No match with 21 characters in 00:00:00.0010887.

Best Practices for Controlling Backtracking

To maximize the performance of regular expressions in the .NET Framework, we recommend that you do the following to limit or eliminate unnecessary backtracking:

  • In alternation constructs, order alternatives based on their approximate frequency of occurrence in the input.
  • Take the time to optimize alternation patterns.
  • Determine whether backtracking is required for the regular expression to successfully match a subexpression with a portion of the input string.

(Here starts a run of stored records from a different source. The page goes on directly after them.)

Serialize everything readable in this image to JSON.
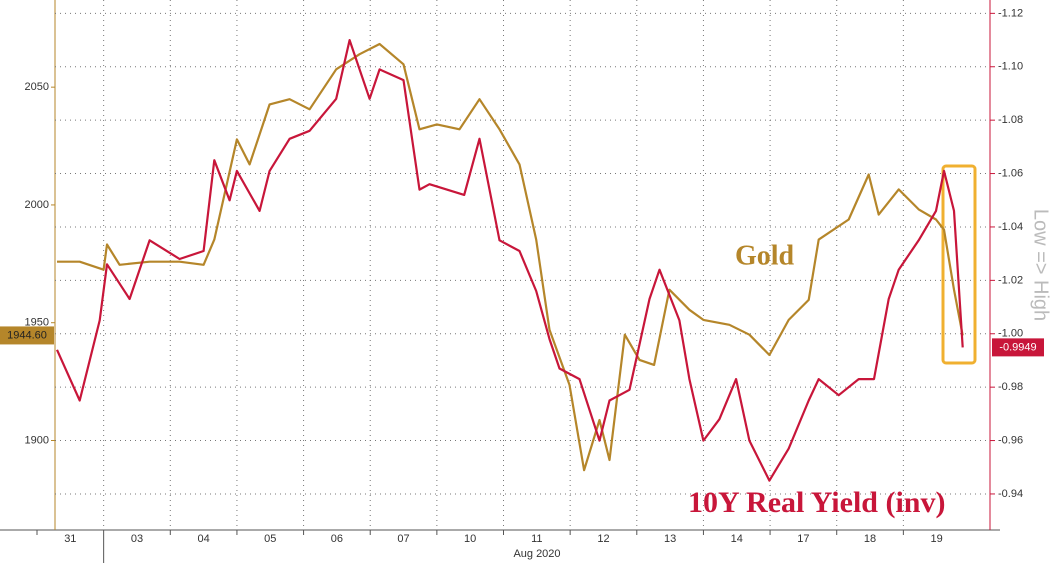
{
  "chart_data": {
    "type": "line",
    "annotations": [
      "Gold",
      "10Y Real Yield (inv)"
    ],
    "y2_label": "Low => High",
    "x_label": "Aug 2020",
    "xlim": [
      0.27,
      14.3
    ],
    "xticks": [
      {
        "value": 0,
        "label": "31"
      },
      {
        "value": 1,
        "label": "03"
      },
      {
        "value": 2,
        "label": "04"
      },
      {
        "value": 3,
        "label": "05"
      },
      {
        "value": 4,
        "label": "06"
      },
      {
        "value": 5,
        "label": "07"
      },
      {
        "value": 6,
        "label": "10"
      },
      {
        "value": 7,
        "label": "11"
      },
      {
        "value": 8,
        "label": "12"
      },
      {
        "value": 9,
        "label": "13"
      },
      {
        "value": 10,
        "label": "14"
      },
      {
        "value": 11,
        "label": "17"
      },
      {
        "value": 12,
        "label": "18"
      },
      {
        "value": 13,
        "label": "19"
      }
    ],
    "ylim": [
      1862,
      2087
    ],
    "yticks": [
      1900,
      1950,
      2000,
      2050
    ],
    "y2lim": [
      -0.9265,
      -1.125
    ],
    "y2ticks": [
      -1.12,
      {
        "value": -1.1,
        "label": "-1.10"
      },
      -1.08,
      -1.06,
      -1.04,
      -1.02,
      {
        "value": -1.0,
        "label": "-1.00"
      },
      -0.98,
      -0.96,
      -0.94
    ],
    "grid": true,
    "series": [
      {
        "name": "Gold",
        "color": "#b5862a",
        "axis": "y",
        "x": [
          0.3,
          0.64,
          1.0,
          1.05,
          1.24,
          1.69,
          2.14,
          2.5,
          2.66,
          3.0,
          3.19,
          3.49,
          3.79,
          4.09,
          4.49,
          4.84,
          5.14,
          5.5,
          5.74,
          6.0,
          6.34,
          6.64,
          6.94,
          7.24,
          7.49,
          7.69,
          7.99,
          8.21,
          8.44,
          8.59,
          8.82,
          9.04,
          9.26,
          9.49,
          9.79,
          10.0,
          10.39,
          10.69,
          10.99,
          11.28,
          11.58,
          11.73,
          12.18,
          12.48,
          12.63,
          12.93,
          13.23,
          13.49,
          13.61,
          13.76,
          13.89
        ],
        "values": [
          1975.9,
          1975.9,
          1972.5,
          1983.2,
          1974.6,
          1975.9,
          1975.9,
          1974.6,
          1985.3,
          2027.8,
          2017.2,
          2042.7,
          2044.9,
          2040.6,
          2057.6,
          2064.0,
          2068.3,
          2059.7,
          2032.1,
          2034.2,
          2032.1,
          2044.9,
          2032.1,
          2017.2,
          1985.3,
          1947.0,
          1923.6,
          1887.4,
          1908.7,
          1891.7,
          1944.9,
          1934.2,
          1932.1,
          1964.0,
          1955.5,
          1951.2,
          1949.1,
          1944.9,
          1936.3,
          1951.2,
          1959.7,
          1985.3,
          1993.8,
          2012.9,
          1995.9,
          2006.6,
          1998.1,
          1993.8,
          1989.5,
          1964.0,
          1944.6
        ],
        "value_labels": [
          null,
          null,
          null,
          null,
          null,
          null,
          null,
          null,
          null,
          null,
          null,
          null,
          null,
          null,
          null,
          null,
          null,
          null,
          null,
          null,
          null,
          null,
          null,
          null,
          null,
          null,
          null,
          null,
          null,
          null,
          null,
          null,
          null,
          null,
          null,
          null,
          null,
          null,
          null,
          null,
          null,
          null,
          null,
          null,
          null,
          null,
          null,
          null,
          null,
          null,
          "1944.60"
        ]
      },
      {
        "name": "10Y Real Yield (inv)",
        "color": "#c8163a",
        "axis": "y2",
        "x": [
          0.3,
          0.64,
          0.94,
          1.05,
          1.39,
          1.69,
          2.14,
          2.5,
          2.66,
          2.89,
          3.0,
          3.34,
          3.49,
          3.79,
          4.09,
          4.49,
          4.69,
          4.99,
          5.14,
          5.5,
          5.74,
          5.89,
          6.41,
          6.64,
          6.94,
          7.24,
          7.49,
          7.69,
          7.84,
          8.14,
          8.44,
          8.59,
          8.89,
          9.19,
          9.34,
          9.64,
          9.79,
          10.0,
          10.24,
          10.49,
          10.69,
          10.99,
          11.28,
          11.58,
          11.73,
          12.03,
          12.33,
          12.56,
          12.78,
          12.93,
          13.23,
          13.49,
          13.61,
          13.76,
          13.89
        ],
        "values": [
          -0.994,
          -0.975,
          -1.005,
          -1.026,
          -1.013,
          -1.035,
          -1.028,
          -1.031,
          -1.065,
          -1.05,
          -1.061,
          -1.046,
          -1.061,
          -1.073,
          -1.076,
          -1.088,
          -1.11,
          -1.088,
          -1.099,
          -1.095,
          -1.054,
          -1.056,
          -1.052,
          -1.073,
          -1.035,
          -1.031,
          -1.016,
          -0.998,
          -0.987,
          -0.983,
          -0.96,
          -0.975,
          -0.979,
          -1.013,
          -1.024,
          -1.005,
          -0.983,
          -0.96,
          -0.968,
          -0.983,
          -0.96,
          -0.945,
          -0.957,
          -0.975,
          -0.983,
          -0.977,
          -0.983,
          -0.983,
          -1.013,
          -1.024,
          -1.035,
          -1.046,
          -1.061,
          -1.046,
          -0.9949
        ],
        "value_labels": [
          null,
          null,
          null,
          null,
          null,
          null,
          null,
          null,
          null,
          null,
          null,
          null,
          null,
          null,
          null,
          null,
          null,
          null,
          null,
          null,
          null,
          null,
          null,
          null,
          null,
          null,
          null,
          null,
          null,
          null,
          null,
          null,
          null,
          null,
          null,
          null,
          null,
          null,
          null,
          null,
          null,
          null,
          null,
          null,
          null,
          null,
          null,
          null,
          null,
          null,
          null,
          null,
          null,
          null,
          "-0.9949"
        ]
      }
    ]
  }
}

If it is not necessary, disable backtracking with the (?>subexpression) language element.
  • If subexpressions are intended to validate input, replace nested quantifiers such as (\w*[A-Z])* with other language elements. The most useful language elements for this purpose are the positive lookahead assertion and the positive lookbehind assertion, the alternation construct, and the conditional construct.

Comments

  • Anonymous
    August 09, 2010
    Uuuff, now what an article. Thanks for this clarifying information - I've tried to understand MSDN documentation on regular expressions but I wasn't able to figure out what assertions, alternation, and conditional constructs are really good for. Now I think I finally understood it :-) Thanks!